Tasks can be really any program that is executable from a local shell, or, within a browser environment. The browser part is especially interesting since you can basically script sets of actions within web pages (e.g. downloading all the files listed on a page... and/or enumerating all the pages and running the recursive download task for each page).

Tasks can be executed based on a number of scenarios:

  • On a schedule (5pm every day, every 5 minutes, up to 5 times a minute)
  • After a condition is met (a condition in a browser, a disk drops below 5g)
  • After another task is completed (ffmpeg returns successfully transcoding)

Nodes

Any execution of Ultravisor. Can be distributed across multiple machines.

When run with multiple nodes, there is a star topology with the capability for nodes to self promote to be the central node if the central node goes away.

Global State

Global state is simple/plain JSON object that's synchronized across nodes. It is meant to be used to store small facts and not process management state (e.g. it isn't an appropriate storage location for a mutex lock but is great for the most recent temperature readings from a set of sensors).

Node State

Node state is similar to global state, but is only accessible to the local node the task is running on. This is useful for storing configuration, paths or other node-specific information.

Metaoutput

Metaoutput is the output from running tasks and operations.
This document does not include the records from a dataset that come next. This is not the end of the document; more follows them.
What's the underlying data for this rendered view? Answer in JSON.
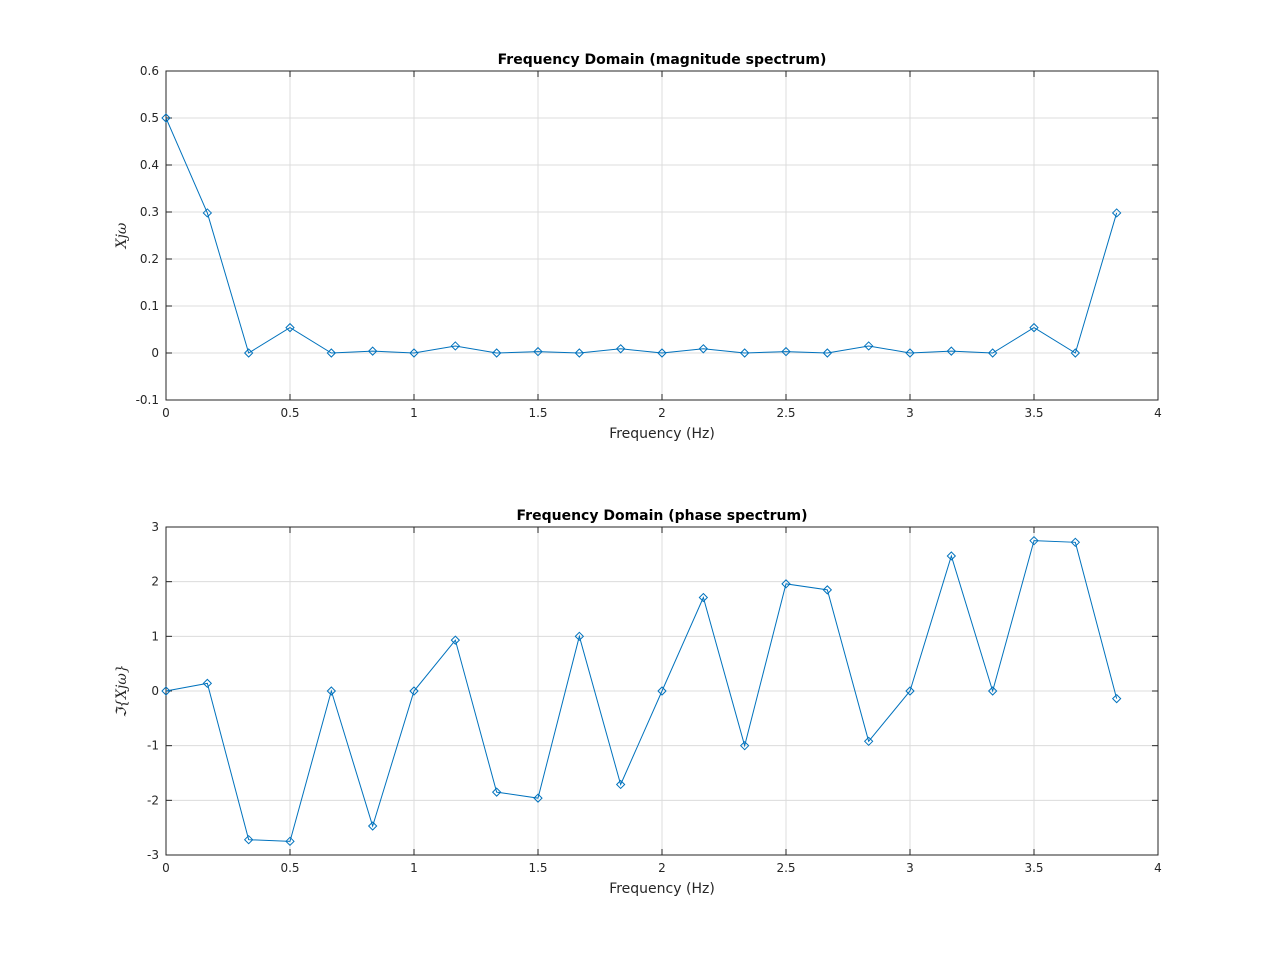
{
  "figure": {
    "background": "#ffffff"
  },
  "chart_data": [
    {
      "type": "line",
      "title": "Frequency Domain (magnitude spectrum)",
      "xlabel": "Frequency (Hz)",
      "ylabel": "Xjω",
      "xlim": [
        0,
        4
      ],
      "ylim": [
        -0.1,
        0.6
      ],
      "xticks": [
        "0",
        "0.5",
        "1",
        "1.5",
        "2",
        "2.5",
        "3",
        "3.5",
        "4"
      ],
      "yticks": [
        "-0.1",
        "0",
        "0.1",
        "0.2",
        "0.3",
        "0.4",
        "0.5",
        "0.6"
      ],
      "grid": true,
      "marker": "diamond",
      "color": "#0072BD",
      "x": [
        0,
        0.1667,
        0.3333,
        0.5,
        0.6667,
        0.8333,
        1,
        1.1667,
        1.3333,
        1.5,
        1.6667,
        1.8333,
        2,
        2.1667,
        2.3333,
        2.5,
        2.6667,
        2.8333,
        3,
        3.1667,
        3.3333,
        3.5,
        3.6667,
        3.8333
      ],
      "y": [
        0.5,
        0.298,
        0.0,
        0.054,
        0.0,
        0.004,
        0.0,
        0.015,
        0.0,
        0.003,
        0.0,
        0.009,
        0.0,
        0.009,
        0.0,
        0.003,
        0.0,
        0.015,
        0.0,
        0.004,
        0.0,
        0.054,
        0.0,
        0.298
      ]
    },
    {
      "type": "line",
      "title": "Frequency Domain (phase spectrum)",
      "xlabel": "Frequency (Hz)",
      "ylabel": "ℑ{Xjω}",
      "xlim": [
        0,
        4
      ],
      "ylim": [
        -3,
        3
      ],
      "xticks": [
        "0",
        "0.5",
        "1",
        "1.5",
        "2",
        "2.5",
        "3",
        "3.5",
        "4"
      ],
      "yticks": [
        "-3",
        "-2",
        "-1",
        "0",
        "1",
        "2",
        "3"
      ],
      "grid": true,
      "marker": "diamond",
      "color": "#0072BD",
      "x": [
        0,
        0.1667,
        0.3333,
        0.5,
        0.6667,
        0.8333,
        1,
        1.1667,
        1.3333,
        1.5,
        1.6667,
        1.8333,
        2,
        2.1667,
        2.3333,
        2.5,
        2.6667,
        2.8333,
        3,
        3.1667,
        3.3333,
        3.5,
        3.6667,
        3.8333
      ],
      "y": [
        0.0,
        0.14,
        -2.72,
        -2.75,
        0.0,
        -2.47,
        0.0,
        0.93,
        -1.85,
        -1.96,
        1.0,
        -1.71,
        0.0,
        1.71,
        -1.0,
        1.96,
        1.85,
        -0.92,
        0.0,
        2.47,
        0.0,
        2.75,
        2.72,
        -0.14
      ]
    }
  ]
}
It is stored in a simple JSON manifest including consistent fields for understanding:

  • Summary of Output
  • Start Time, Stop Time, Status, Success/Failure for the Operation
  • Start Time, Stop Time, Status, Success/Failure for each Task
  • Output Data (text, json, binary, files, etc.)
  • Run Log(s) for Tasks
  • Links to Output
  • Anything Else the Task/Operation Wants to Report

Operation Staging

Operation staging is temporary storage for data during the execution of an operation. This is useful for storing intermediate files, logs, or other data that is not needed after the operation completes.

Operations can be flagged to have node affinity, or not. If affinity is set, all tasks for the operation will run on the same node, allowing for enormous local file stores for the operation itself. This is great for Machine Learning operations that need to store large source files, intermediate learning data and final output files.

Output File Store

The centralized location for all final output files from operations. This is meant to be a persistent storage location that is accessible across nodes.

Output Data Store

The output data store is a flexible database for storing final output data from operations. This can be used to store structured data, metadata, or any other information that needs to be queried or analyzed later.